В отличие от политических ритуалов, которые публично демонстрируют и символически репрезентируют консенсус и согласие, хотя и не подкрепленные голосованием, в самом обществе считается нормой разнообразие взглядов, убеждений и ценностей. Поэтому в Германии существуют принципиально различные моральные оценки нацистского периода немецкой истории. Анализируя коммуникативное умалчивание в послевоенные годы, Люббе по существу описал добровольное принятие послевоенным поколением правил новой политкорректности, «не допускающей публичных возражений». Действовала простая договоренность: бывшие нацисты соглашались подчиниться новому ценностному консенсусу, а взамен им не приходилось опасаться упреков за их нацистское прошлое. Многие представители возникшего молчаливого большинства сохранили положительное отношение к национал-социализму и не собирались действительно отказываться от его идеалов и ценностей. Об этом свидетельствует приведенный выше разговор режиссера Нико Хофмана с матерью. Как многие молодые люди своего поколения, он не собирался идентифицировать себя с идеалами юности своей матери, но именно это делают группировки старых нацистов и неонацистов, которые продолжают придерживаться прежних взглядов, сознательно дистанцируясь от фундаментального демократического консенсуса, принятого немецким обществом. Такие группировки подвергаются юридическому преследованию лишь в тех случаях, когда их действия направлены на разрушение ценностей и институтов демократического общества. Ни правый, ни левый фланг не имеет признания в демократическом государстве, однако пользуется правовой защитой.

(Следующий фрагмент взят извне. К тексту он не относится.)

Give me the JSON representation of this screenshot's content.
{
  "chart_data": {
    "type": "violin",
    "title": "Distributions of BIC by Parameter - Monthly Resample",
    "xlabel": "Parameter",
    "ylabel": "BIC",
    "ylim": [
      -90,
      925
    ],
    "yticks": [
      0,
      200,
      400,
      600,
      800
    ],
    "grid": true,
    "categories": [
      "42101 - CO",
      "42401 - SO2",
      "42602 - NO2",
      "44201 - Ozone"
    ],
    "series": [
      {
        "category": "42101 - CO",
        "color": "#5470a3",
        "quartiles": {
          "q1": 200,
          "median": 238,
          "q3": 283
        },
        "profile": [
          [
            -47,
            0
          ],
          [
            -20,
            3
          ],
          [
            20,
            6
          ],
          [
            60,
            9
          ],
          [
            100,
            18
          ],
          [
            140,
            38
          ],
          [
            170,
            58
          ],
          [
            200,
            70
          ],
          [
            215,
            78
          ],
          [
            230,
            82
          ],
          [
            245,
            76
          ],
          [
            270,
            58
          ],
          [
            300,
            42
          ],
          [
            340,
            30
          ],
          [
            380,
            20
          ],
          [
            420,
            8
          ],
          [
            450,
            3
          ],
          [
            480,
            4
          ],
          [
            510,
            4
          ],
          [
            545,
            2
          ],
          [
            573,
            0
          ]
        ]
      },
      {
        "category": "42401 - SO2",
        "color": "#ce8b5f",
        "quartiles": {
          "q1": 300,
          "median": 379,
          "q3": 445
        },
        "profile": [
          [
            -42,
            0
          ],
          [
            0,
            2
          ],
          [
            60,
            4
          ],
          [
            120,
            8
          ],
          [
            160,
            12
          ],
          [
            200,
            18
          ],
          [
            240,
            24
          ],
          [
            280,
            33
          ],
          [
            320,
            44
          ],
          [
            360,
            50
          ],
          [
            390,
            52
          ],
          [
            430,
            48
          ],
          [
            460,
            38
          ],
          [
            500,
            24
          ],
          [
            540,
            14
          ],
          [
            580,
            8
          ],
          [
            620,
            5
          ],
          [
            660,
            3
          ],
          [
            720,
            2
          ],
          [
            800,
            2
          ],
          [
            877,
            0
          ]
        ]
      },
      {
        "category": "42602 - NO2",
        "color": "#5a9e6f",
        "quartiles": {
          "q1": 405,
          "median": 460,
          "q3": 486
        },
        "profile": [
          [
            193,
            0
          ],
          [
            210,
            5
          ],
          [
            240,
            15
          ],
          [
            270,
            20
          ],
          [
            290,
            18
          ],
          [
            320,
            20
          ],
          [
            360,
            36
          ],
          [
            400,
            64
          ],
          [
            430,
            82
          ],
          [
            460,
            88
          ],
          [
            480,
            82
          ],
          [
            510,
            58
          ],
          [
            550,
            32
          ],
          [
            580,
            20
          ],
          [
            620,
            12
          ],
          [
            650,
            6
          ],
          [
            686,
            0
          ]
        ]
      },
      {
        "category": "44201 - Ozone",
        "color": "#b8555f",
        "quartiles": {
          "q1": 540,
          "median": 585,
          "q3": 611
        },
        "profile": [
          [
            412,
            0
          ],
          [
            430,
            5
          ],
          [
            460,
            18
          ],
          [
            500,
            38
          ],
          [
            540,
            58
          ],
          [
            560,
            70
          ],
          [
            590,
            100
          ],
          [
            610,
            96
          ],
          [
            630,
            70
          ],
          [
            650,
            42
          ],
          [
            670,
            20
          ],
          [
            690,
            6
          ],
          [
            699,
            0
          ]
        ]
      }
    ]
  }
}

Другим мотивом политкорректности служит табуирование сакрального. Благодаря закреплению в качестве политического учредительного события Холокост приобрел за последние десятилетия характер гражданской религии. Нормативность этого обстоятельства ограничивает свободу мыслей и поступков. В отличие от США, где христианство является государственной религией и где во всех школах страны ученики ежедневно произносят общую клятву («One nation under God, with liberty and justice for all»), в послевоенной Германии не сложился обязательный гражданско-религиозный нарратив. «Однако память о Шоа и обусловленные ею обязательства имеют, видимо, фундаментальное значение для национального самосознания Германии», – пишет Рольф Шидер. Этот гражданско-религиозный консенсус стал также частью нашей правовой системы, которая наказывает за отрицание Холокоста. Обращение со святыней регулируется конкретными правилами, однако в этой сфере возможны некоторые неопределенности и трансгрессии. Подобно тому, как ошибки при исполнении ритуала разрушают его символическую силу, в памяти о Холокосте также приходится следовать неким установлениям, что влечет за собой не только общую неуверенность в стилистике, риторике и поведении; это наносит вред мемориальной культуре, сковывает воображение, ограничивает и регламентирует представление следующих поколений об исторических событиях. Данное обстоятельство, по мнению Шидера, диктует необходимость соответствующих изменений.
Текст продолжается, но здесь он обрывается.